TL;DR you don't need to be scared of threads, you just need to be scared of threading architectures that share too much.

>I really don't understand modern web/JS developers. They seem to ignore traditional solutions and/or proclaim them as evil, and then they go on to employ a 'new' solution that is 3× as complex, performs 5× worse and requires 10× as many dependencies/tools/frameworks/etc.

It is, perhaps, because a significant amount of Node.js developers came from front-end-only development, thus unfamiliar with the traditional approaches (in this case, using threads). An example is the many cases in which a document store as MongoDB is (wrongly) used for data that is mostly relational.

Simply put, they never were taught the traditional approaches first.

Basically your argument boils down to "it's easier to write single-threaded code than multi-threaded". Well no shit, but the benefit is in many cases colossal, so I'd say that's not a good argument to dismiss this complaint.
> Redis is single-threaded, probably one of fastest,has data different structures, can handle high loads, code is easy to reason, something that just works.

Redis probably isn't a great example here. I've worked on projects where a single Redis instance was not enough (would easily peg its single CPU to 100% and have query latency in the multi-second range). In the end, sharding the data among several Redis instances was successful, but also brought its own problems. The ideal is that we just have languages, runtimes, data stores, etc. that abstract these details away from us so we can focus on our application logic, not on how to make it faster.

To be fair though, one of Redis's biggest weaknesses is its single threaded nature in instances where you, e.g., have huge sets and need to compute expensive set intersections/etc...

Redis also might not be the best choice if thats your primary use case...but still.
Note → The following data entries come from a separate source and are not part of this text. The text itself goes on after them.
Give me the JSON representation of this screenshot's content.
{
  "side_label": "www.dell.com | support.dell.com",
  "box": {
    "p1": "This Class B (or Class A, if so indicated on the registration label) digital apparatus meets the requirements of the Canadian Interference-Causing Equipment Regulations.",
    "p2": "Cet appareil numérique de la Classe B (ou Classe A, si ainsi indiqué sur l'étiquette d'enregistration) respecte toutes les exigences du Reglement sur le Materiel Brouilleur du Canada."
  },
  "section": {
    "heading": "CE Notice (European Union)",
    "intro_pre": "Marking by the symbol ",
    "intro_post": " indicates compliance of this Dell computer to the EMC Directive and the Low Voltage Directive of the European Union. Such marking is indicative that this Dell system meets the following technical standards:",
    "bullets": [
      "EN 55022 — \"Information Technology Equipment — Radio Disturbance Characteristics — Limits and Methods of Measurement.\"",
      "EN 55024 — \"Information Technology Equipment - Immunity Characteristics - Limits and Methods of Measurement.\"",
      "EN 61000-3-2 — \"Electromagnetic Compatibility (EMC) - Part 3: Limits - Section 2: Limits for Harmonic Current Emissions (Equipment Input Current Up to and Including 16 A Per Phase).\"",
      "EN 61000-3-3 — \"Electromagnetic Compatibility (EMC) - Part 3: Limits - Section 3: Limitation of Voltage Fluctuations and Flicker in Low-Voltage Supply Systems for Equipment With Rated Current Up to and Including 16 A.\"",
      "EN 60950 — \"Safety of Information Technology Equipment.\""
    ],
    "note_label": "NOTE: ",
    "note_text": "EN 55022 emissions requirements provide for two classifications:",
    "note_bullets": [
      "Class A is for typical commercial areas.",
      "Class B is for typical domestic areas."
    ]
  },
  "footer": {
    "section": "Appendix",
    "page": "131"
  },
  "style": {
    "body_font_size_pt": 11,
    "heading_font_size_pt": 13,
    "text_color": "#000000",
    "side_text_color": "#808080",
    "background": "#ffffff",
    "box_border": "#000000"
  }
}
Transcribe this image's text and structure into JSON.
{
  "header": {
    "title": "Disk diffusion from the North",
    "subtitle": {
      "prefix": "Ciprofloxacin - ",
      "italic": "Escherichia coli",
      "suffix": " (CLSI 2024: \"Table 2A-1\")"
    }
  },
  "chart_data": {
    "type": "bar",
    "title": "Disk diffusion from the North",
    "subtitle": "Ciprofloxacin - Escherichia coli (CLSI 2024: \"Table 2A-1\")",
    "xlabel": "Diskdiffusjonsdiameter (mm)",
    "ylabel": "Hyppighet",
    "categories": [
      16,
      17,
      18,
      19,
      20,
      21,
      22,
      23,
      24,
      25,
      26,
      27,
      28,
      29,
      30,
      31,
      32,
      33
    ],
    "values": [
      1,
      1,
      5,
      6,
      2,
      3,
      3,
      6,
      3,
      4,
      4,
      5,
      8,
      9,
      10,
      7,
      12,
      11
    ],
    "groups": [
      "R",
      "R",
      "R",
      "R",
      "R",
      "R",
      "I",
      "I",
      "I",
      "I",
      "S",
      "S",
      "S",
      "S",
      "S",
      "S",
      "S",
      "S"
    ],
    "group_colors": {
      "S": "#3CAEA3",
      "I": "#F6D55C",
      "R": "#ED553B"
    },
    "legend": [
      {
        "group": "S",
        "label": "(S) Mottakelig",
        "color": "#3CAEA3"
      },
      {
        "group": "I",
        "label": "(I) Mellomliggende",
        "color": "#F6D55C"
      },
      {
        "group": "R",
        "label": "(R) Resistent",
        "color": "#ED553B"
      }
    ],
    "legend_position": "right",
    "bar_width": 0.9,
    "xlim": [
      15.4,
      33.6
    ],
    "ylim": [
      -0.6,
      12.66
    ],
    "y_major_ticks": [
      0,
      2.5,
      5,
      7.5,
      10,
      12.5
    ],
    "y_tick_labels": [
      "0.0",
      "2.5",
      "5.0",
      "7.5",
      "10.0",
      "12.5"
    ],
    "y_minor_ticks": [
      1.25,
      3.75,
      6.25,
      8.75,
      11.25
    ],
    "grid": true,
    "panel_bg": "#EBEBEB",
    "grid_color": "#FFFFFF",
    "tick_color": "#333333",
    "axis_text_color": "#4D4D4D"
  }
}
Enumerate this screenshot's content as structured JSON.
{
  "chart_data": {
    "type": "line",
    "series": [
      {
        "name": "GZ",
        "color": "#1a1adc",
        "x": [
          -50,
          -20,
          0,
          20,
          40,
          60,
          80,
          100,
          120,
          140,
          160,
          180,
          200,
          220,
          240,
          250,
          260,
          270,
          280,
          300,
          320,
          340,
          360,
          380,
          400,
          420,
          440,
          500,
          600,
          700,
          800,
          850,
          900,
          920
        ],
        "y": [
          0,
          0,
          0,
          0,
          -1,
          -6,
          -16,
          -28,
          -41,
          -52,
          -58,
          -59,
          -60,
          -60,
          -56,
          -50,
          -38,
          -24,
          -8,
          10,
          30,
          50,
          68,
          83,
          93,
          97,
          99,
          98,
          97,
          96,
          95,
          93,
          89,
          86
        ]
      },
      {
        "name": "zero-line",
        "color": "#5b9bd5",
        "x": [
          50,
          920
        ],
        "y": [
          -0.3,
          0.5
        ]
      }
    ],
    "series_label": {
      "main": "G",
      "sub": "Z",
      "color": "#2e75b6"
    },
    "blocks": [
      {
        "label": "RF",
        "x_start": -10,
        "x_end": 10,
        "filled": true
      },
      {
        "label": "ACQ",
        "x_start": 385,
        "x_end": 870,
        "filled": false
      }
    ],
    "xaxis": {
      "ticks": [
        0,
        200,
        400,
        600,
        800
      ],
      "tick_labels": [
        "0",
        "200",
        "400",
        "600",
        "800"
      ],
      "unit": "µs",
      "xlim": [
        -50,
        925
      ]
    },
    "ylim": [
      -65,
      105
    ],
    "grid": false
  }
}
Once upon a time nobody seriously thought JavaScript would ever play any role outside of the browser, and even the role in the browser was small enough many people preferred to disable it.

Then we got a very fast JIT, and suddenly you could do reasonable compute heavy stuff very fast, and then it became viable to also write the server side in JS, because of programmer efficiency and library reuse and other reasons.

The "right tool for the job" can seriously change when tools improve and develop, and just because there already are other tools for the same job should not stop anybody from trying.

I can not think of a better example for that than JavaScript.